Created: Tuesday, 12 April 2011 10:42
Written by Sam Mcgill
‘Land of plenty, land of poverty, Venezuela ought to be soaring, a great success story in South America, with exceptional oil wealth spreading prosperity to all’. With these words James Robbins begins his documentary ‘Oil, Politics and Hugo Chavez’, part of the BBC’s Our World series first broadcast in February 2011. Sam McGill exposes this report as baseless propaganda.
Lack of investment in infrastructure?
Full of sloppy journalism, Robbins first claims that little of Venezuela’s oil wealth has been spent on infrastructure other than the iconic metrocable in Caracas, where he sets the opening scenes.

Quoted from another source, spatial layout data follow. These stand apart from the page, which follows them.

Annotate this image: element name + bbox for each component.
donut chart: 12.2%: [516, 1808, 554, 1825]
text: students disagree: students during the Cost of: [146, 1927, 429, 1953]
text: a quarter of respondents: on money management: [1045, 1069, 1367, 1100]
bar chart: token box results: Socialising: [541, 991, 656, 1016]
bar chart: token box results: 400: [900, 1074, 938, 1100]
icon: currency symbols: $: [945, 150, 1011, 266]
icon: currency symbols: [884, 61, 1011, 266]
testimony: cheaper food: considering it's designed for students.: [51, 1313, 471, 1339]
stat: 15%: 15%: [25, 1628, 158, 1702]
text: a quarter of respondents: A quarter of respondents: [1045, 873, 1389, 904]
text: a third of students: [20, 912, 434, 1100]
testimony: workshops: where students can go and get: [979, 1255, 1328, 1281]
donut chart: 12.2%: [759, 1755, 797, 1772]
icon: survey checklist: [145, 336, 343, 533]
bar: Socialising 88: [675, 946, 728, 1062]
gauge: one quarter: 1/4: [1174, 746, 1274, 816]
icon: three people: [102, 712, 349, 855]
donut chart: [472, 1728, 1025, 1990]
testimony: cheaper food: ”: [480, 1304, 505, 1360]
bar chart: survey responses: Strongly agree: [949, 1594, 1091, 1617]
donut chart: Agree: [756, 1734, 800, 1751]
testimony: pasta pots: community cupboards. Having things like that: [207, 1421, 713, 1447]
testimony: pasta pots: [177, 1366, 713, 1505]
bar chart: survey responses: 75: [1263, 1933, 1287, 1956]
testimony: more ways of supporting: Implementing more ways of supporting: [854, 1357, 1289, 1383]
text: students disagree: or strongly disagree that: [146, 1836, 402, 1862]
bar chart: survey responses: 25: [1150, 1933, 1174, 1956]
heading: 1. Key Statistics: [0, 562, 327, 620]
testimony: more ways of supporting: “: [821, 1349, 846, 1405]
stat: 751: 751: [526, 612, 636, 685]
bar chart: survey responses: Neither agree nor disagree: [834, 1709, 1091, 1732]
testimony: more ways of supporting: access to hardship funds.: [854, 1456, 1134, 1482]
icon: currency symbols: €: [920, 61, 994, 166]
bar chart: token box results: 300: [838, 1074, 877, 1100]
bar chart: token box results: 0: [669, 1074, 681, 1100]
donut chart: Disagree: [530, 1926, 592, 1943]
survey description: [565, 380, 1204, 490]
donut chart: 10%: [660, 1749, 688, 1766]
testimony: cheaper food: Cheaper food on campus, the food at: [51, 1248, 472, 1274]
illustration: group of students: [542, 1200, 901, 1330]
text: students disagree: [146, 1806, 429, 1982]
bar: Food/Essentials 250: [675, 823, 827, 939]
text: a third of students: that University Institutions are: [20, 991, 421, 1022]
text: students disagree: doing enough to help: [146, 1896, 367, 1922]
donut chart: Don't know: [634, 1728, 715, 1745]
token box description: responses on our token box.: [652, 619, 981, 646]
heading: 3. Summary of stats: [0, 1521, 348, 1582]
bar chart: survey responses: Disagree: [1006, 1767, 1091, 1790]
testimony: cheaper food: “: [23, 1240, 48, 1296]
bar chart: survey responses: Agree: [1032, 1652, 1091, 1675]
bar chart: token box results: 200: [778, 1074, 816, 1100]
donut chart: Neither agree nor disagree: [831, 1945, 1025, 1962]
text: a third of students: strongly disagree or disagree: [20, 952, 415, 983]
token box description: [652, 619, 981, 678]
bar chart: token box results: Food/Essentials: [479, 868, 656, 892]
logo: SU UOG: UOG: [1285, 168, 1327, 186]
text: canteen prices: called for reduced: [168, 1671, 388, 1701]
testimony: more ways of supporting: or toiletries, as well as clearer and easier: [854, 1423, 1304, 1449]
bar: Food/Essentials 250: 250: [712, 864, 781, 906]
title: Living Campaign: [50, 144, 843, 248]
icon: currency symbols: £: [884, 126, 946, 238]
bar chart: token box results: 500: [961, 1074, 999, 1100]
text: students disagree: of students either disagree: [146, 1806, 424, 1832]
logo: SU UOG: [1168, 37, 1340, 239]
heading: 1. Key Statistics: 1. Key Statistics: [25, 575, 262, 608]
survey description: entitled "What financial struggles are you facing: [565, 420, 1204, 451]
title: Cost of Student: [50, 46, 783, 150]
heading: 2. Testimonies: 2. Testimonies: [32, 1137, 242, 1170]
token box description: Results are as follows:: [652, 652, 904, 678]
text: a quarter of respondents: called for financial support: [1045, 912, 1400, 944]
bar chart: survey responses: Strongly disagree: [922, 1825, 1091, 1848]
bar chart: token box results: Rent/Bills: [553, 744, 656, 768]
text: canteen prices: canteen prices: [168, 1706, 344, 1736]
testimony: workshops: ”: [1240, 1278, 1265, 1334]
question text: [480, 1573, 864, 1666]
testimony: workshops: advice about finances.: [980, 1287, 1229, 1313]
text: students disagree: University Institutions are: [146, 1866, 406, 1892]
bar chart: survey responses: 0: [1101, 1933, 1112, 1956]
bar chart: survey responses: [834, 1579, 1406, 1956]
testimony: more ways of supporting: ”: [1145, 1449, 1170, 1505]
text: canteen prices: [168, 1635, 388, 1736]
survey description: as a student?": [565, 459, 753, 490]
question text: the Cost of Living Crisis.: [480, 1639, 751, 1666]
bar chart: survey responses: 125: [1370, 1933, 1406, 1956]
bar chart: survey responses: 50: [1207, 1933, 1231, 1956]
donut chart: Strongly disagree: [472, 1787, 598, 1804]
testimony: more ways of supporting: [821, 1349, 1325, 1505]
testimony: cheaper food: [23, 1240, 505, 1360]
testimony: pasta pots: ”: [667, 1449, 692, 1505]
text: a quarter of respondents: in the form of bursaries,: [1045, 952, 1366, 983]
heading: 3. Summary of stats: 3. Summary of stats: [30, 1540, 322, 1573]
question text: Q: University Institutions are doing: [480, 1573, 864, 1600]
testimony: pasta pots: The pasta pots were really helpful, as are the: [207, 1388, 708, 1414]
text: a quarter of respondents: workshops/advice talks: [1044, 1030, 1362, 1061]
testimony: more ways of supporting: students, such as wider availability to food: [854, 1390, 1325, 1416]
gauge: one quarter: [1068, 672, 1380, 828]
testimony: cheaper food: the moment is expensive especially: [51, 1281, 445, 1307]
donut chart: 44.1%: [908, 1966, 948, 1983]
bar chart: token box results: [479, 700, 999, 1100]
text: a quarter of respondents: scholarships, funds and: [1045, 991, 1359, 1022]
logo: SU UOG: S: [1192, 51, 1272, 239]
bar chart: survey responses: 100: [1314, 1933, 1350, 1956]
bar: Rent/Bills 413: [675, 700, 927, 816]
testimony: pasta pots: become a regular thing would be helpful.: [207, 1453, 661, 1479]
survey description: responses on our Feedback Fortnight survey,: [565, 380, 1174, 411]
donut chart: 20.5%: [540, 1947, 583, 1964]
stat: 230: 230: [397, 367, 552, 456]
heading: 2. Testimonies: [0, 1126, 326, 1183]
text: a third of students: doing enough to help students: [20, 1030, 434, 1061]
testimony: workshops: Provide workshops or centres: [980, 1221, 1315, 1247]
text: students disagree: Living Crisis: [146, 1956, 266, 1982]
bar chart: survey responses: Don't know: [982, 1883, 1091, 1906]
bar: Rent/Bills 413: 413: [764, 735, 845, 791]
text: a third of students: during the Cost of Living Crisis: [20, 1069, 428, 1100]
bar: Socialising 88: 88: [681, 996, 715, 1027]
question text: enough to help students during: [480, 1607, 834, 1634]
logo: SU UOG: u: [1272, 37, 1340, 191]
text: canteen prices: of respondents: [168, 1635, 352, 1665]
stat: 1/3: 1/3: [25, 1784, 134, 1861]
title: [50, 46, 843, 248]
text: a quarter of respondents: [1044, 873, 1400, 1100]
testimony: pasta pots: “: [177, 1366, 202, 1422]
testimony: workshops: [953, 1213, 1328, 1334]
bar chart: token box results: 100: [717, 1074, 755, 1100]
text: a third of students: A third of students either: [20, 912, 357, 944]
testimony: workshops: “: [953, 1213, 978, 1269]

In 1998, before the election of Hugo Chavez, just one fifth of Venezuelans had access to primary health care. The average rate of infant mortality was 19 per 1,000 live births. Health care was a privilege, not a right. In 2002, following a political struggle to wrest control of Venezuela’s huge oil reserves, the Bolivarian Revolution was able to channel profits from oil into health care among other social priorities. This included an agreement between Venezuela and Cuba whereby, in return for subsidised oil, Cuba has sent thousands of educators and medical personnel to create a free health care (Barrio Adentro) and education system across Venezuela. This prioritises the needs of the poorest and hardest to reach communities, whilst providing training for Venezuelan students to become the next generation of doctors and teachers. By 2008 infant mortality had dropped to 13.9 per 1,000 live births and is expected to fall below 10 per 1,000 in the next few years.